Get Onboard

Any number of minor boat, engine or systems malfunctions can quickly lead to a bad day on the water, a ruined vacation or, worse yet, a disillusioned customer.

But any number of quick fixes can often salvage what first appears to be an unhappy situation.

Unfortunately, with so many different boat, engine and OEM manufacturers, your average technician might miss a relatively simple solution due to a gap in knowledge or training. And that means wasted time as an expert must be called in to diagnose a problem that might easily have been resolved by someone with a little basic training.

Dometic Corp.’s Environmental Systems group, which manufactures air conditioning and refrigeration technology for the marine industry, is attempting to bridge that training gap with its Onboard Program.

Using a combination of printed materials, CDs and DVDs, the program will give the dealer’s service department factory training in basic trouble-shooting for the most frequent problems encountered with air conditioning, such as air flow, seawater plumbing and condensate drains.
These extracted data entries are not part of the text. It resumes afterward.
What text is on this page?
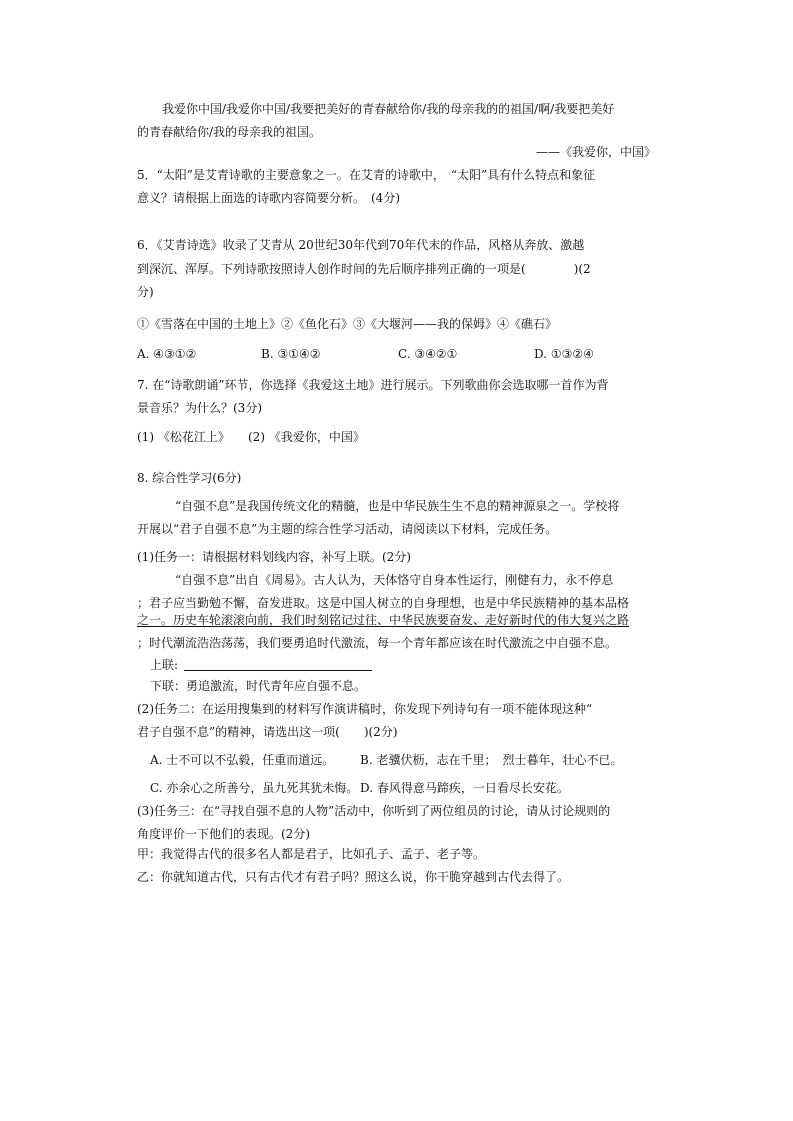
我爱你中国/我爱你中国/我要把美好的青春献给你/我的母亲我的的祖国/啊/我要把美好
的青春献给你/我的母亲我的祖国。
——《我爱你，中国》
5．“太阳”是艾青诗歌的主要意象之一。在艾青的诗歌中，　“太阳”具有什么特点和象征
意义？请根据上面选的诗歌内容简要分析。　(4分)
6．《艾青诗选》收录了艾青从 20世纪30年代到70年代末的作品，风格从奔放、激越
到深沉、浑厚。下列诗歌按照诗人创作时间的先后顺序排列正确的一项是(　　　　)(2
分)
①《雪落在中国的土地上》②《鱼化石》③《大堰河——我的保姆》④《礁石》
A. ④③①②	B. ③①④②	C. ③④②①	D. ①③②④
7. 在“诗歌朗诵”环节，你选择《我爱这土地》进行展示。下列歌曲你会选取哪一首作为背
景音乐？为什么？(3分)
(1) 《松花江上》 (2) 《我爱你，中国》
8. 综合性学习(6分)
“自强不息”是我国传统文化的精髓，也是中华民族生生不息的精神源泉之一。学校将
开展以“君子自强不息”为主题的综合性学习活动，请阅读以下材料，完成任务。
(1)任务一：请根据材料划线内容，补写上联。(2分)
“自强不息”出自《周易》。古人认为，天体恪守自身本性运行，刚健有力，永不停息
；君子应当勤勉不懈，奋发进取。这是中国人树立的自身理想，也是中华民族精神的基本品格
之一。历史车轮滚滚向前，我们时刻铭记过往、中华民族要奋发、走好新时代的伟大复兴之路
；时代潮流浩浩荡荡，我们要勇追时代激流，每一个青年都应该在时代激流之中自强不息。
上联:
下联：勇追激流，时代青年应自强不息。
(2)任务二：在运用搜集到的材料写作演讲稿时，你发现下列诗句有一项不能体现这种“
君子自强不息”的精神，请选出这一项(　　)(2分)
A. 士不可以不弘毅，任重而道远。 B. 老骥伏枥，志在千里；　烈士暮年，壮心不已。
C. 亦余心之所善兮，虽九死其犹未悔。 D. 春风得意马蹄疾，一日看尽长安花。
(3)任务三：在“寻找自强不息的人物”活动中，你听到了两位组员的讨论，请从讨论规则的
角度评价一下他们的表现。(2分)
甲：我觉得古代的很多名人都是君子，比如孔子、孟子、老子等。
乙：你就知道古代，只有古代才有君子吗？照这么说，你干脆穿越到古代去得了。
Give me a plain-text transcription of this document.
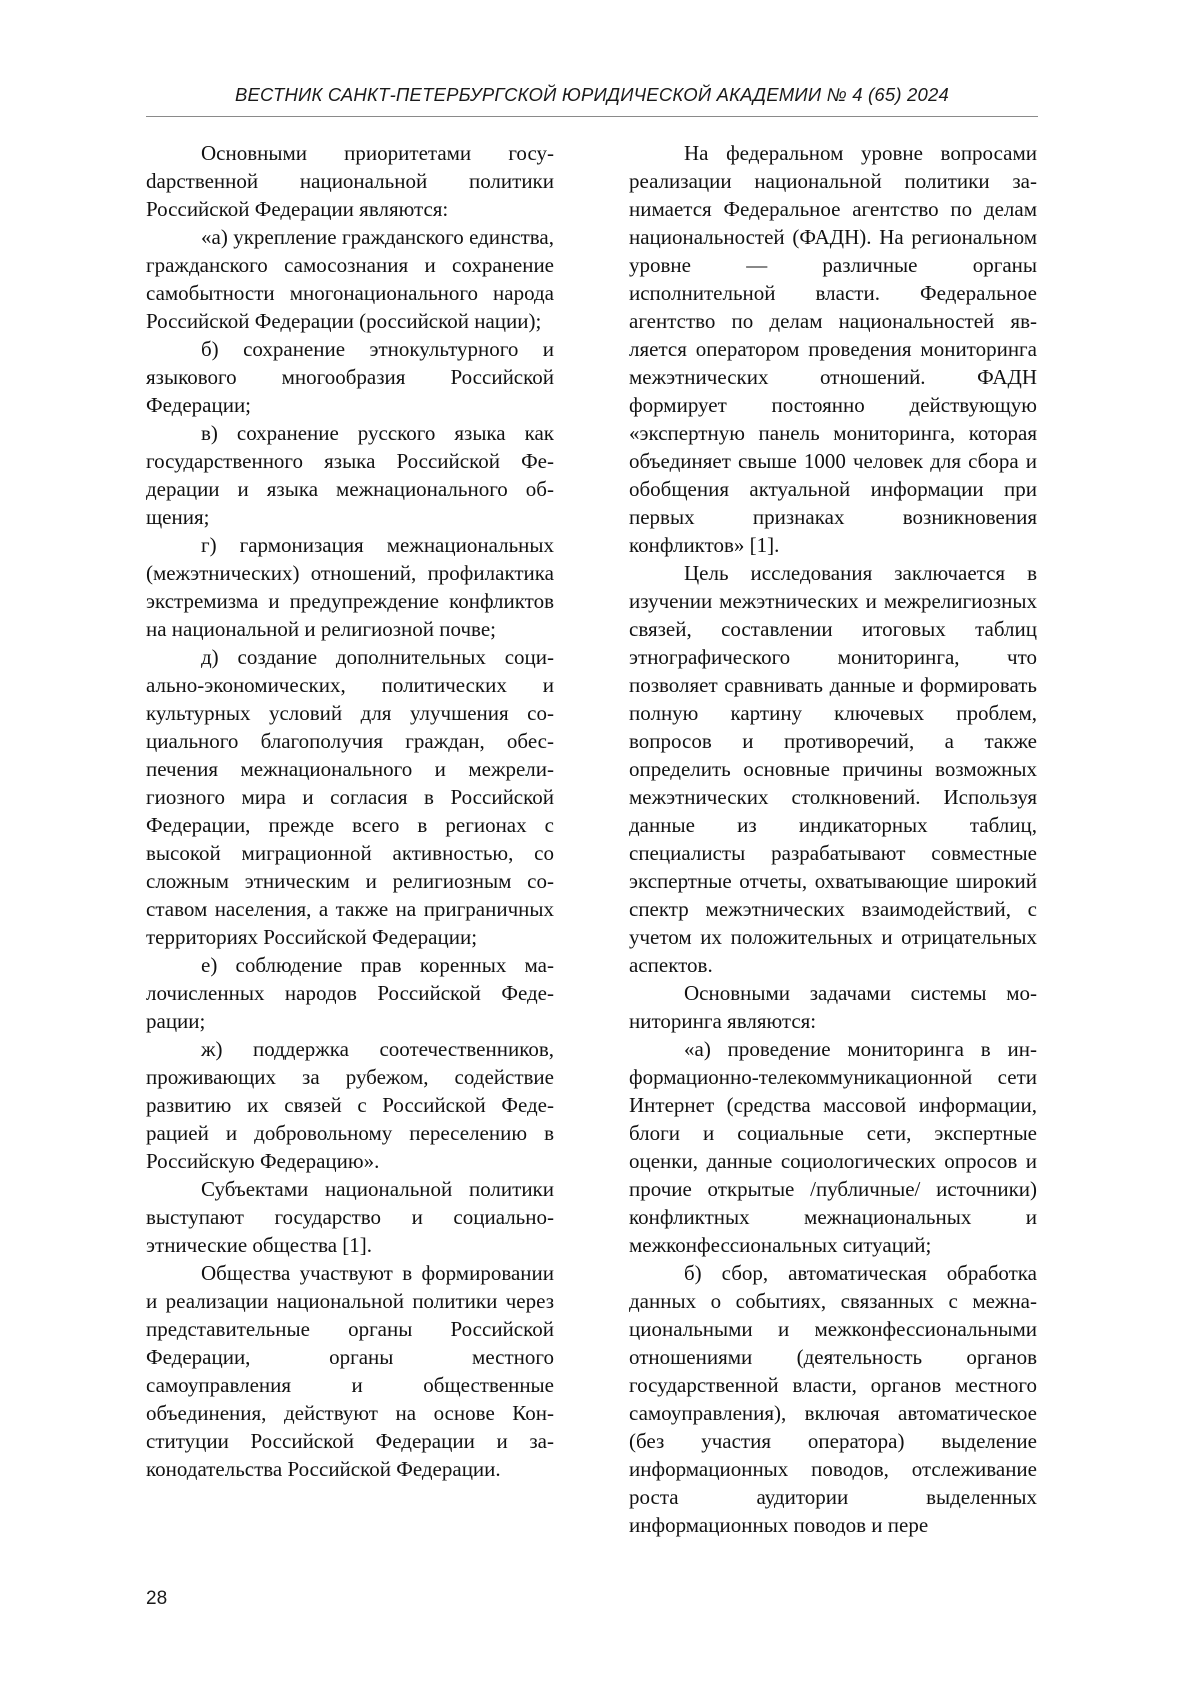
ВЕСТНИК САНКТ-ПЕТЕРБУРГСКОЙ ЮРИДИЧЕСКОЙ АКАДЕМИИ № 4 (65) 2024

Основными приоритетами госуdарственной национальной политики Российской Федерации являются:

«а) укрепление гражданского единства, гражданского самосознания и сохранение самобытности многонационального народа Российской Федерации (российской нации);

б) сохранение этнокультурного и языкового многообразия Российской Федерации;

в) сохранение русского языка как государственного языка Российской Федерации и языка межнационального общения;

г) гармонизация межнациональных (межэтнических) отношений, профилактика экстремизма и предупреждение конфликтов на национальной и религиозной почве;

д) создание дополнительных социально-экономических, политических и культурных условий для улучшения социального благополучия граждан, обеспечения межнационального и межрелигиозного мира и согласия в Российской Федерации, прежде всего в регионах с высокой миграционной активностью, со сложным этническим и религиозным составом населения, а также на приграничных территориях Российской Федерации;

е) соблюдение прав коренных малочисленных народов Российской Федерации;

ж) поддержка соотечественников, проживающих за рубежом, содействие развитию их связей с Российской Федерацией и добровольному переселению в Российскую Федерацию».

Субъектами национальной политики выступают государство и социально-этнические общества [1].

Общества участвуют в формировании и реализации национальной политики через представительные органы Российской Федерации, органы местного самоуправления и общественные объединения, действуют на основе Конституции Российской Федерации и законодательства Российской Федерации.

На федеральном уровне вопросами реализации национальной политики занимается Федеральное агентство по делам национальностей (ФАДН). На региональном уровне — различные органы исполнительной власти. Федеральное агентство по делам национальностей является оператором проведения мониторинга межэтнических отношений. ФАДН формирует постоянно действующую «экспертную панель мониторинга, которая объединяет свыше 1000 человек для сбора и обобщения актуальной информации при первых признаках возникновения конфликтов» [1].

Цель исследования заключается в изучении межэтнических и межрелигиозных связей, составлении итоговых таблиц этнографического мониторинга, что позволяет сравнивать данные и формировать полную картину ключевых проблем, вопросов и противоречий, а также определить основные причины возможных межэтнических столкновений. Используя данные из индикаторных таблиц, специалисты разрабатывают совместные экспертные отчеты, охватывающие широкий спектр межэтнических взаимодействий, с учетом их положительных и отрицательных аспектов.

Основными задачами системы мониторинга являются:

«а) проведение мониторинга в информационно-телекоммуникационной сети Интернет (средства массовой информации, блоги и социальные сети, экспертные оценки, данные социологических опросов и прочие открытые /публичные/ источники) конфликтных межнациональных и межконфессиональных ситуаций;

б) сбор, автоматическая обработка данных о событиях, связанных с межнациональными и межконфессиональными отношениями (деятельность органов государственной власти, органов местного самоуправления), включая автоматическое (без участия оператора) выделение информационных поводов, отслеживание роста аудитории выделенных информационных поводов и пере

28
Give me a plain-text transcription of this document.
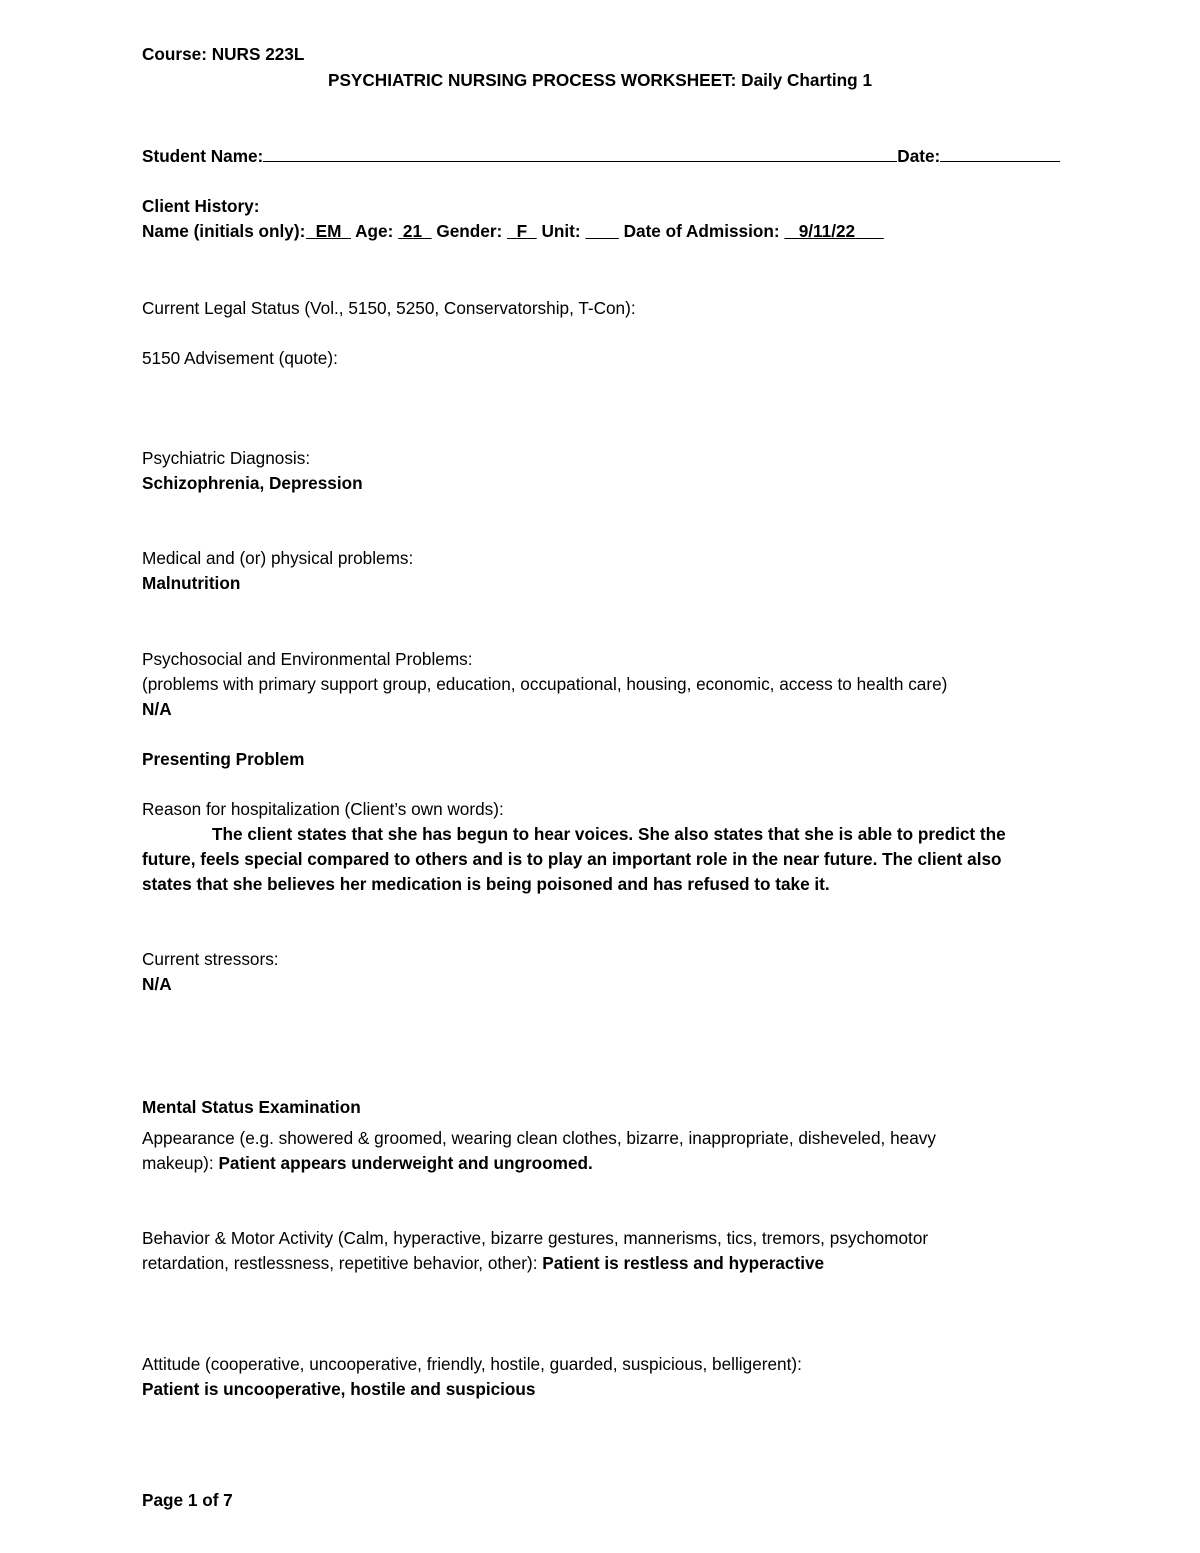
Course: NURS 223L
PSYCHIATRIC NURSING PROCESS WORKSHEET: Daily Charting 1
Student Name:	Date:
Client History:
Name (initials only): EM Age: 21 Gender: F Unit:	Date of Admission: 9/11/22
Current Legal Status (Vol., 5150, 5250, Conservatorship, T-Con):
5150 Advisement (quote):
Psychiatric Diagnosis:
Schizophrenia, Depression
Medical and (or) physical problems:
Malnutrition
Psychosocial and Environmental Problems:
(problems with primary support group, education, occupational, housing, economic, access to health care)
N/A
Presenting Problem
Reason for hospitalization (Client’s own words):
The client states that she has begun to hear voices. She also states that she is able to predict the
future, feels special compared to others and is to play an important role in the near future. The client also
states that she believes her medication is being poisoned and has refused to take it.
Current stressors:
N/A
Mental Status Examination
Appearance (e.g. showered & groomed, wearing clean clothes, bizarre, inappropriate, disheveled, heavy
makeup): Patient appears underweight and ungroomed.
Behavior & Motor Activity (Calm, hyperactive, bizarre gestures, mannerisms, tics, tremors, psychomotor
retardation, restlessness, repetitive behavior, other): Patient is restless and hyperactive
Attitude (cooperative, uncooperative, friendly, hostile, guarded, suspicious, belligerent):
Patient is uncooperative, hostile and suspicious
Page 1 of 7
“When it comes to troubleshooting an air conditioning refrigerant circuit or some of these other complex electrical components, there is just not enough of that particular kind of business within most dealerships that they have anybody trained,” says Lou Siegel, Dometic’s senior vice president of Marketing and Strategic Business Development. “What the Onboard Program does is take the OEM dealers and train him in the kind of weekend-ending things that are just kind of very disappointing [to the boat owner].”

Siegel says that the 80/20 rule probably applies to many of the air conditioning problems boaters have, meaning 80 percent of the problems that can ruin a weekend outing can be solved very rapidly with 20 percent of the fixes.

Armed with the necessary knowledge, dealers can get boaters back onto the water quickly. If the problem is more severe, it can be referred to one of Dometic’s Cruiseair or Marine Air dealers in the area, who have much more extensive training.

Dometic, which is distributing the information free of charge, says its employees invested more than 400 work-hours to assemble the training materials that are being sent out and to contact OEMs and OEM dealers to make them aware of the service.

“We’ve got the information, we just had to pull it together from several different sources,” Siegel says. “It’s an investment, primarily, in time. Because pulling together that piece of it, mechanically, is not very expensive. It’s the people time to make this thing happen, that’s the investment.”